ノルウェーの漁業への取り組みを、日本が今学ばねばならない時期に来ています。
かつては世界屈指の漁業大国だった日本は、最盛期の漁獲量の3分の1まで減っています。
原因はいろいろ考えられますが、乱獲や日本の漁業管理システムの問題、それに漁師の高齢化や後継者不足も大きな要因です。如何すれば漁業に活気が戻るのか、4人の専門家のセッションが行われました。
世界海事大学(スウェーデン)の北田助教授の話では、今日の日本と対照的な国がノルウェーです。ノルウェーは漁業が成長産業といわれます。ノルウェーもかつて、魚が減っても獲り続けた時期がありました。
いったん減少した資源は容易に回復しません。膨大な年月を要することは、日本も知っています。ノルウェーは大胆な改革によって、今日の繁栄に至っています。
それではどのようにしてノルウェーは負の連鎖を断ち切ったのでしょう。ノルウェーは漁師のライセンスを制限し、漁船ごとに漁獲量を割り当てる制度を整えたのです。割当量は科学的に資源が守れる量に抑えられています。

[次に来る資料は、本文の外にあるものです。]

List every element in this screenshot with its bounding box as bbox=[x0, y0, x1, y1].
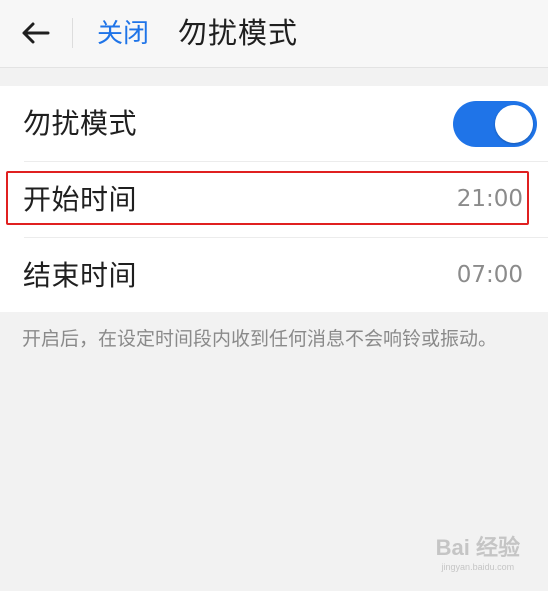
arrow-left-icon bbox=[22, 22, 50, 44]
toggle-knob bbox=[495, 105, 533, 143]
watermark-logo: Bai 经验 bbox=[435, 535, 520, 560]
watermark-url: jingyan.baidu.com bbox=[441, 562, 515, 572]
dnd-toggle[interactable] bbox=[453, 101, 537, 147]
end-time-value: 07:00 bbox=[456, 262, 523, 288]
watermark: Bai 经验 jingyan.baidu.com bbox=[436, 535, 520, 573]
dnd-row: 勿扰模式 bbox=[0, 86, 548, 161]
close-button[interactable]: 关闭 bbox=[97, 14, 149, 54]
page-title: 勿扰模式 bbox=[178, 16, 299, 50]
back-button[interactable] bbox=[16, 16, 54, 50]
header-divider bbox=[72, 18, 73, 48]
start-time-value: 21:00 bbox=[456, 186, 523, 212]
end-time-row[interactable]: 结束时间 07:00 bbox=[0, 238, 548, 313]
dnd-label: 勿扰模式 bbox=[23, 107, 138, 140]
settings-card: 勿扰模式 开始时间 21:00 结束时间 07:00 bbox=[0, 86, 548, 312]
start-time-label: 开始时间 bbox=[23, 183, 138, 216]
top-bar: 关闭 勿扰模式 bbox=[0, 0, 548, 68]
end-time-label: 结束时间 bbox=[23, 259, 138, 292]
dnd-description: 开启后，在设定时间段内收到任何消息不会响铃或振动。 bbox=[22, 328, 498, 350]
start-time-row[interactable]: 开始时间 21:00 bbox=[0, 162, 548, 237]
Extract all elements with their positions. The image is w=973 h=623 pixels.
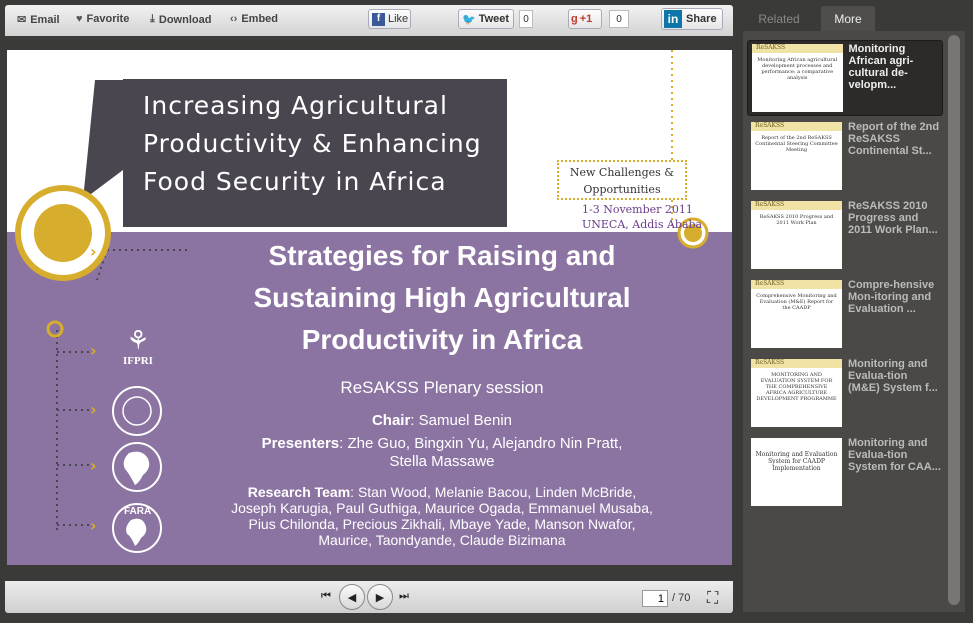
- un-emblem: [112, 386, 162, 436]
- related-item[interactable]: ReSAKSS ReSAKSS 2010 Progress and 2011 W…: [747, 198, 943, 274]
- page-total: / 70: [672, 592, 691, 604]
- panel-scrollbar[interactable]: [948, 35, 960, 605]
- slide-title-line-3: Productivity in Africa: [301, 324, 583, 355]
- session-label: ReSAKSS Plenary session: [340, 378, 544, 397]
- arrow-icon: ›: [90, 242, 97, 261]
- related-thumbnail: ReSAKSS MONITORING AND EVALUATION SYSTEM…: [751, 359, 842, 427]
- callout-line-1: New Challenges &: [569, 166, 675, 179]
- slide-header-box: Increasing Agricultural Productivity & E…: [123, 79, 507, 227]
- team-line-2: Joseph Karugia, Paul Guthiga, Maurice Og…: [231, 500, 653, 516]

結果、「ほどよく獲って利益を上げる漁業」が実現したのです。1990年代後半からは国からの補助金はほとんど不要になったといわれます。
一方、東京財団の小松正之上席研究員は、日本では漁業・養殖業生産量は80年代をピークに急激に減りました。しかし生産量トップ10カ国のうち、減ったのは日本だけなのです。
他の国は養殖を大幅に伸ばしましたが、日本は養殖も減少しています。日本が無策のように感じますが、大きな要因に漁業権を地元漁協に与え、他からの参入を許さないため、改革が進まないのです。
そして社団法人シーフードスマートの生田代表理事は言います。日本では「漁師が魚を獲ることが商売だ。獲りすぎはよくないと思うが、みんなが獲るのを我慢するためには、政治的な規制が必要だ」と政治的介入を必要とする声も上がっています。
国家戦略特区を担当した平将明内閣府副大臣は、養殖業や農業の生産性向上に取り組んできたが、資源が回復するまで支援し、儲かるようになったら返してもらうような補助金を創設したいと話しています。
小松氏は新潟県がエビの個別漁獲割当制度を採りいれ、政治、行政、現場にそれぞれにリーダーが必要となり、漁業の改革に取り組んでいることを指摘しました。
最後に生田氏は言います。「日本で改革を進めようとすると、例えばマグロ漁が規制されれば食べられなくなると騒ぐ。今規制すれば将来にわたって安定して食べられるという発想の転換が必要である」といいます。
北田氏は「漁獲を絞るのは心理的に受け入れがたいかもしれないが、必ず効果はある。感情ではなく理性で行動してほしい」と訴えています。
ノルウェーとの背景は違いがありますが、日本流の改革を果たしていただきたいと思います。美味しい魚がいつも食卓にあることを望みます。